Sunday, 21 February 2010

Untranslatable artistic terminology

I have been trying to get a grip on my experience of seeing Eva Yerbabuena at the Sadler's Wells flamenco festival on Friday. I've discovered that flamenco operates because of, in search of, through and expressing something known as Duende. Duende is a terribly elusive term - I am in the middle of Jason Webster's book on flamenco which takes its title from the term to try and work it out.

Moreover, I've been thinking about other terms that defy translation, possibly in their own language. For example, Einklang. Was ist Einklang, mein Herr? Literally 'one-sound' in English, it's a term that's often used to describe the much sought-after homogeneity of ensemble that (for example) an orchestra tries to achieve.

Yet Einklang is more than this. It also suggests a not a unified sound but a unity of intent for that sound. One-sound, one mind for the appropriation of the sound. A term whose resistance to translation reflects the difficulty of putting it into practice.

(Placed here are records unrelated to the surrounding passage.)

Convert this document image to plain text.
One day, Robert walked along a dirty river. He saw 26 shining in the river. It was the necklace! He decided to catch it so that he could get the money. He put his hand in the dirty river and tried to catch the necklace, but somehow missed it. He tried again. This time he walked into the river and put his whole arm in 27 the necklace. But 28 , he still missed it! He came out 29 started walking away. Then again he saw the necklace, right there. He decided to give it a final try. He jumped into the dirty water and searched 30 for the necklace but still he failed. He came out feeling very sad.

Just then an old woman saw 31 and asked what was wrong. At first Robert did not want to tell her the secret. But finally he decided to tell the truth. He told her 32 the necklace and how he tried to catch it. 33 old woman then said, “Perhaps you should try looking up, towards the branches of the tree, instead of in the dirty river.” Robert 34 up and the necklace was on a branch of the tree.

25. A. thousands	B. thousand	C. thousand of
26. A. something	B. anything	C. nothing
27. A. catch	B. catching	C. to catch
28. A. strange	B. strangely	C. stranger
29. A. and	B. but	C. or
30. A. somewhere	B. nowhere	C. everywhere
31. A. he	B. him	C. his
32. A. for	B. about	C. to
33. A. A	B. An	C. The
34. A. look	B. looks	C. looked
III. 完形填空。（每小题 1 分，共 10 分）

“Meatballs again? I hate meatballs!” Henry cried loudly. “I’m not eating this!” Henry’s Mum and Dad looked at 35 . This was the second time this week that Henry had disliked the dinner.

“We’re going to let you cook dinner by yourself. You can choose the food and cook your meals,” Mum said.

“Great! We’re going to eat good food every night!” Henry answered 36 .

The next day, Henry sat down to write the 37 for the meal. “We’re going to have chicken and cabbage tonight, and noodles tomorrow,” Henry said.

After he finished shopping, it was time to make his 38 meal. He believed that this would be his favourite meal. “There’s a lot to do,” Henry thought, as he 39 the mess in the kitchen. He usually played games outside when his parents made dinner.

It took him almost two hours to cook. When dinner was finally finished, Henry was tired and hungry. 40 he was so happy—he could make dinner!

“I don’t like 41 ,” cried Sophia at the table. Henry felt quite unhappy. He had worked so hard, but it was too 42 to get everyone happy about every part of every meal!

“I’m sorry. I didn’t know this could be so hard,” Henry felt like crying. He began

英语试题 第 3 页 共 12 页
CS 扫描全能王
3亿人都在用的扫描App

Another is Saudade. Saudade is a term that covers the feeling of nostalgia - not only a longing for what has been but what may be to come and also, consequently, lost. More than this is that it refers to the particular quality of sound in South American singing in which the vocalist seems to be smiling through their song, however bittersweet the text.

This is an interesting - but sketchy - thread and I'm keen to learn about more terms such as these. In their turn, the terms hold out an idea which can open up a whole new field of experience, so they're worth pursuing in themselves.

Conversely I'd like to know whether terms exist to describe artistic phenomena with which we already seem aware. Is there, for example a term to describe the astonishing, yet possibly cathartic aggressiveness of certain corners of hip hop music? No doubt this shares something with the greyer, noisier extremes of thrash metal, although hip hop is more about the rhythm than a sensory surfeit of noise.